Here are a number of steps that could help to mitigate risk.
Analyse your menus to identify key products and ingredients that come from outside the UK. Discover the actual country of origin and how these products could be affected in the various scenarios that may materialise. If nothing else, focus on those products with the highest importance to your proposition.
Understand the potential impact on these products that could result from Brexit. A hard Brexit could bring about the implementation of trade tariffs. If we default to the World Trade Organization terms, significant tariffs are levied on specific food categories. These potential additional costs vary from 12% for long grain rice to 65% for fresh beef, for example.
Non-tariff trade barriers will also impact food costs. Even the cost of UK-produced food could be affected, with food exports potentially positively and negatively affected. A further weakening of sterling could make exports to the EU more attractive for UK producers. This would drive up the cost of product that remains in the UK owing to a reduction of availability.
Another possibility is termed carcass utilisation. Exports of less-popular products in the UK, specific cuts of meat for example, tend to be exported, offsetting the total cost of production, so popular UK cuts can be priced more competitively. If the EU sales market is restricted, producers will be forced to recover the total cost of production through those cuts that stay in the UK. This rebalancing of the supply chain will take time, leading to increased prices in the shorter term.
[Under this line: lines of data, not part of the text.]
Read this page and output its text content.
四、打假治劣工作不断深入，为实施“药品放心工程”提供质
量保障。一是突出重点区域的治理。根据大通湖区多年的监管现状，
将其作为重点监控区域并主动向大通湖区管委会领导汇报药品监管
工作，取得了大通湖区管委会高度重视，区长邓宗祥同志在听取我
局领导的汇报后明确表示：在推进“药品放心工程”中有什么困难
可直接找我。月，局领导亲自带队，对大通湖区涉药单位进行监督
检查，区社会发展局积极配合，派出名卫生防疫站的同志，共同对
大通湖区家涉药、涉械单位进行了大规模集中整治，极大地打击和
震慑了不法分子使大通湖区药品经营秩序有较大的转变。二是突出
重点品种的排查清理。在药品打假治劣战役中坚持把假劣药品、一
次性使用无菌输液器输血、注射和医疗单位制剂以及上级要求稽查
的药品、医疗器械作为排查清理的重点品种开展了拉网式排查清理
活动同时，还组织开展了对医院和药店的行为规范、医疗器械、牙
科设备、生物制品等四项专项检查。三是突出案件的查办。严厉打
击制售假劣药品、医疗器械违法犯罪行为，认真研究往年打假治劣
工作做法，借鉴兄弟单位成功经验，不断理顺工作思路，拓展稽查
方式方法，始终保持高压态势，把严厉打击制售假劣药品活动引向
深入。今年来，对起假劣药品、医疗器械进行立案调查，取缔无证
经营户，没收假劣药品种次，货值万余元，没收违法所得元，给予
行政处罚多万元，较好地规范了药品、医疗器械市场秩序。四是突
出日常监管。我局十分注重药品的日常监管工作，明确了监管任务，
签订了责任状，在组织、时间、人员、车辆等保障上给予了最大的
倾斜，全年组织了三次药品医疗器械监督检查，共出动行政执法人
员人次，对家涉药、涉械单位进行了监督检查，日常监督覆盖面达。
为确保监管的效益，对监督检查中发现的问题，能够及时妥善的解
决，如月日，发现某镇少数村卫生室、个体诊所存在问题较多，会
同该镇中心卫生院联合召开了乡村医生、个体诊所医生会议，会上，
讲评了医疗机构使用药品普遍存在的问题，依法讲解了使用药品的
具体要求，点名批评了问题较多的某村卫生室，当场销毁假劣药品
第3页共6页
Engage your suppliers to understand their exposure. It is likely they have mapped their supply chains and identified areas for concern to carry out contingency planning. Understanding the true input cost increases ensures that collaborative and mutually agreeable outcomes can be reached.
Develop action plans based on the forecasted outcomes. Understand the preparation that will be needed in advance, think about your menu compilation, product alternatives in the event of availability shortages, border delays, shelf-life issues or prohibitive costs. Develop relationships with new suppliers to enable responsive action to any possible supply chain challenges.